The American Psychological Association’s 2010 study, titled “Report of the APA Task Force on the Sexualization of Girls,” suggests that the proliferation of sexual images of girls in the media is harming and impeding healthy development, self-image and body-image, and is now linked to common mental health problems including eating disorders, low self-esteem and depression.
The campaign began after Weider bought a copy of the magazine and was shocked at the pornographic material in the issue. “I started thinking about my teenage siblings and was horrified that their age-group had easy access to this graphic material,” she said.
Initially, she made a YouTube video and posted it on her website for Christian teens, www.projectinspired.com.

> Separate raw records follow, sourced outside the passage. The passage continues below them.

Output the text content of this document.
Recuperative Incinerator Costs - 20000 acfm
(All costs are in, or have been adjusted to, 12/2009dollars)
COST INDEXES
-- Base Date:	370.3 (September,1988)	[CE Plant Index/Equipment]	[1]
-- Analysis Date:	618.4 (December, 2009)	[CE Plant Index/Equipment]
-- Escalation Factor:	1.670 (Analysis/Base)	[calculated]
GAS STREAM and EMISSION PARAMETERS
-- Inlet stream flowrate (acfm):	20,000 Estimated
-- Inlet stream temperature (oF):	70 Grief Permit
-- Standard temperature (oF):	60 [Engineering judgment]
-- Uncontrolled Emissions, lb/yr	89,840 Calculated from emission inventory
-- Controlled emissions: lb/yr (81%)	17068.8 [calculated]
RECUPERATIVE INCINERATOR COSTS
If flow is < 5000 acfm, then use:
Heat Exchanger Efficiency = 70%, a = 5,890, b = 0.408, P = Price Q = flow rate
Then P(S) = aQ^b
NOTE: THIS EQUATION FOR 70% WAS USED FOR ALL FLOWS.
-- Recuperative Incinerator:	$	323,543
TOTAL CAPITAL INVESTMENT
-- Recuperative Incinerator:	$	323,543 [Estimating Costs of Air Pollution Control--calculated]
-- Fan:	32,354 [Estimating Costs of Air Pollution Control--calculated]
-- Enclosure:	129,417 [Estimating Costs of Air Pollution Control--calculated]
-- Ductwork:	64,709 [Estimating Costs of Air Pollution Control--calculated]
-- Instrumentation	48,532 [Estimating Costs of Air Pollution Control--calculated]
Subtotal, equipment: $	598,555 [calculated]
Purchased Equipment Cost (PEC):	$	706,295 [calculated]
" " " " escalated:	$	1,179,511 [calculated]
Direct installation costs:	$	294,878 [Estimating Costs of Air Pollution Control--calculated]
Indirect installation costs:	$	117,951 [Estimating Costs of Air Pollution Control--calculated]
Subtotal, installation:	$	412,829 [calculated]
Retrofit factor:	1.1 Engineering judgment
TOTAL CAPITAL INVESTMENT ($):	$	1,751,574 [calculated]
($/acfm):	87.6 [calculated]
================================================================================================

The response from young girls who had been negatively affected by the publication was so great that she created the change.org petition, urging that Cosmopolitan make itself available to adults only.
Weider said she has contacted the chairman of the FTC, John Leibowitz, and received a letter from his office stating they will look into the issue and start an investigation only when they feel it's a “threat” to society.
On a video from her website, Weider noted that FTC Secretary Donald Clark has reached out to her and said he has contacted Cosmo Editor-in-Chief Kate White, asking for details of the magazine’s business practices. He also requested that White write a letter to Weider, but she has yet to receive anything from the magazine editor.
In the meantime, she urges girls, “Do not listen to anything they (Cosmo) are telling you. It is telling you to … give it up right away, do all these freaky, kinky sex acts where a guy will not respect you anymore if you do them ... Just don’t read it!”